Video tombstones via the book of joe, Robert Barrows has a patent pending for a weatherproofed, hollowed -out headstone to house a microchip and a flat-screen TV where the deceased can record messages before they die, to be played, presumably whenever a person walks through the cemetery with the right remote control.
If the person doesn't make his wishes known in advance, any one of his relatives could make the tape for the "video-enhanced grave markers", costing $4000 or more.
You know how much I believe that people should create a personal legacy archives with their life stories and thoughts to send into the future, but PLEASE no video tombstones. If I want to go to a cemetery, to reflect on the mysteries of life and death, I certainly don't want to see a whole lot of flat-screen TVs to attract a whole new sort of grave robbers.
Just the elevator pitch. Name, dates of birth and death, a well-chosen quotation or epitaph.

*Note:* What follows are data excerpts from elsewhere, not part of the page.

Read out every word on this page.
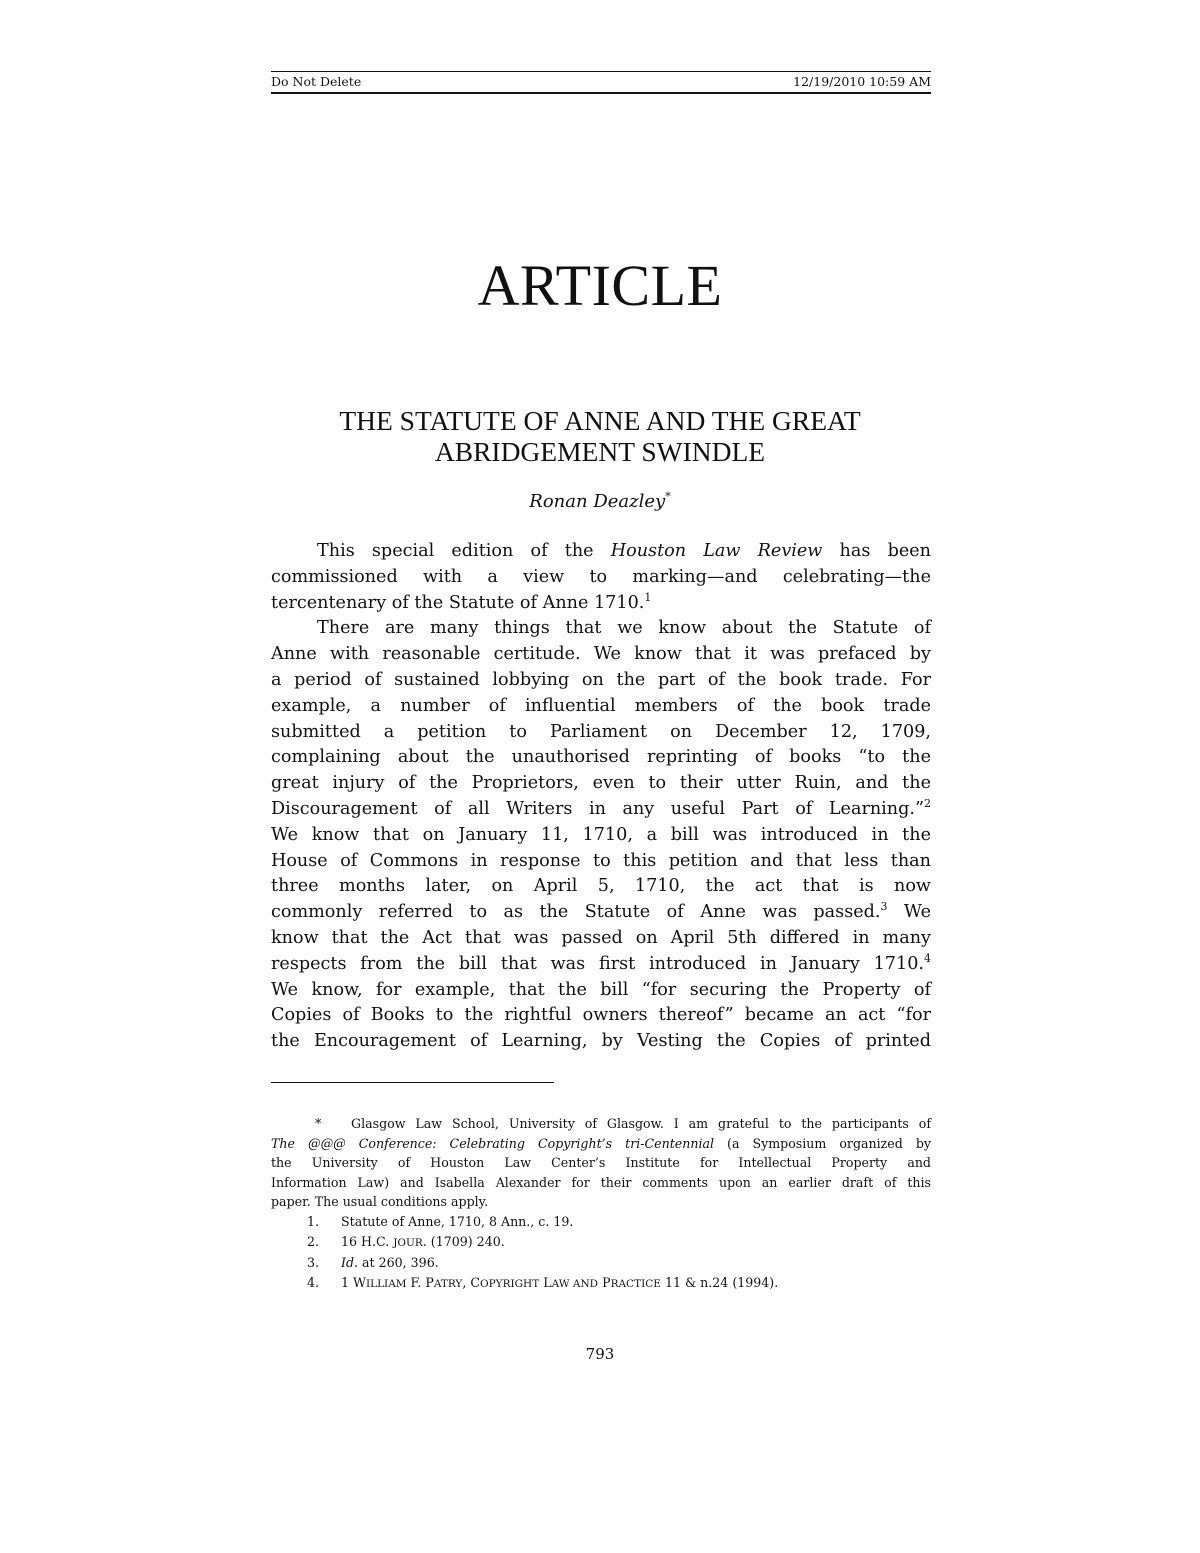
Do Not Delete	12/19/2010 10:59 AM
ARTICLE
THE STATUTE OF ANNE AND THE GREAT
ABRIDGEMENT SWINDLE
Ronan Deazley*
This special edition of the Houston Law Review has been
commissioned with a view to marking—and celebrating—the
tercentenary of the Statute of Anne 1710.$^1$
There are many things that we know about the Statute of
Anne with reasonable certitude. We know that it was prefaced by
a period of sustained lobbying on the part of the book trade. For
example, a number of influential members of the book trade
submitted a petition to Parliament on December 12, 1709,
complaining about the unauthorised reprinting of books “to the
great injury of the Proprietors, even to their utter Ruin, and the
Discouragement of all Writers in any useful Part of Learning.”$^2$
We know that on January 11, 1710, a bill was introduced in the
House of Commons in response to this petition and that less than
three months later, on April 5, 1710, the act that is now
commonly referred to as the Statute of Anne was passed.$^3$ We
know that the Act that was passed on April 5th differed in many
respects from the bill that was first introduced in January 1710.$^4$
We know, for example, that the bill “for securing the Property of
Copies of Books to the rightful owners thereof” became an act “for
the Encouragement of Learning, by Vesting the Copies of printed
* Glasgow Law School, University of Glasgow. I am grateful to the participants of
The @@@ Conference: Celebrating Copyright’s tri-Centennial (a Symposium organized by
the University of Houston Law Center’s Institute for Intellectual Property and
Information Law) and Isabella Alexander for their comments upon an earlier draft of this
paper. The usual conditions apply.
1. Statute of Anne, 1710, 8 Ann., c. 19.
2. 16 H.C. JOUR. (1709) 240.
3. Id. at 260, 396.
4. 1 WILLIAM F. PATRY, COPYRIGHT LAW AND PRACTICE 11 & n.24 (1994).
793
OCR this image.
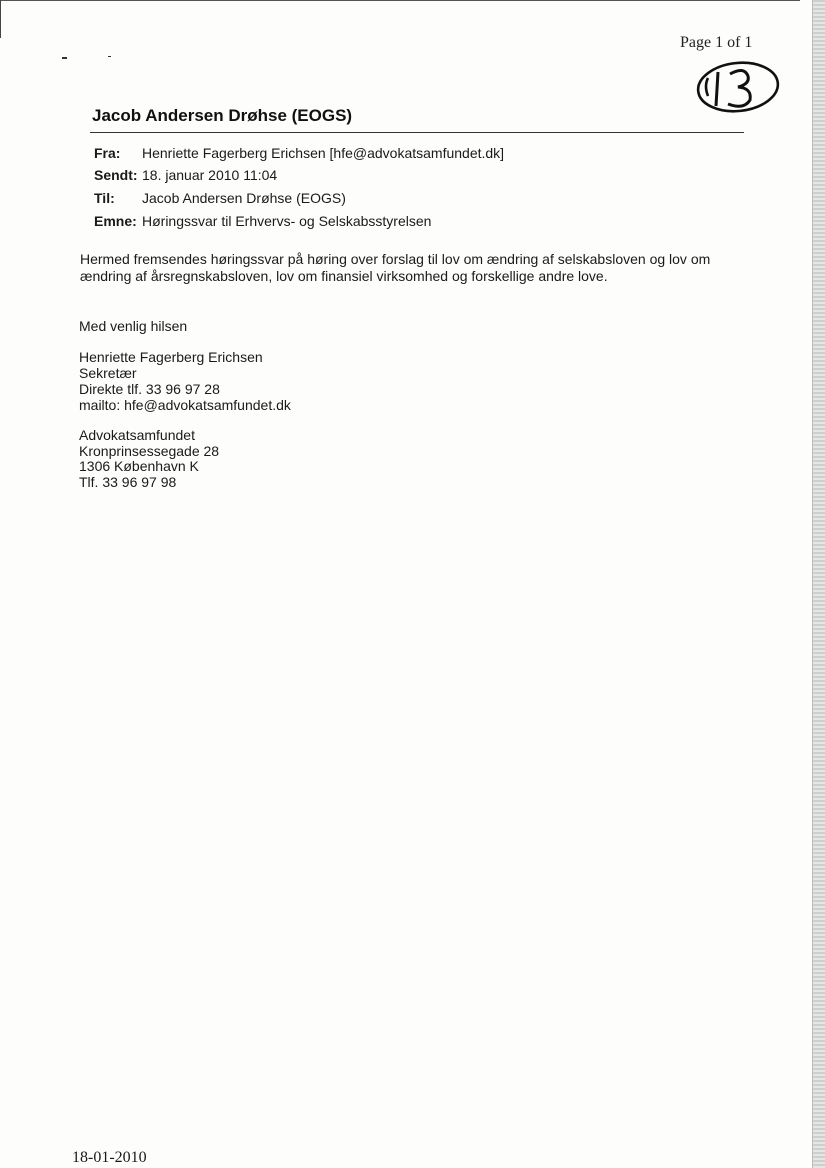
Page 1 of 1
Jacob Andersen Drøhse (EOGS)
Fra: Henriette Fagerberg Erichsen [hfe@advokatsamfundet.dk]
Sendt: 18. januar 2010 11:04
Til: Jacob Andersen Drøhse (EOGS)
Emne: Høringssvar til Erhvervs- og Selskabsstyrelsen
Hermed fremsendes høringssvar på høring over forslag til lov om ændring af selskabsloven og lov om
ændring af årsregnskabsloven, lov om finansiel virksomhed og forskellige andre love.
Med venlig hilsen
Henriette Fagerberg Erichsen
Sekretær
Direkte tlf. 33 96 97 28
mailto: hfe@advokatsamfundet.dk
Advokatsamfundet
Kronprinsessegade 28
1306 København K
Tlf. 33 96 97 98
18-01-2010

Now that spring has finally arrived I'm about to conduct a rare field trip to the Sleepy Hollow Cemetery in Concord, Mass, where lie the remains of Henry Thoreau, Louisa May Alcott and Ralph Waldo Emerson. The sacrilege not far away is
Sheila Shea's headstone on which is engraved, "Who the hell is Sheila Shea" No doubt someone thought this was funny and irreverent, just like Sheila. Well, irreverence is momentary, death is eternal, and no doubt poor Sheila Shea will be cursed for her rudeness for as long as her tombstone stands. That's no way to be dead.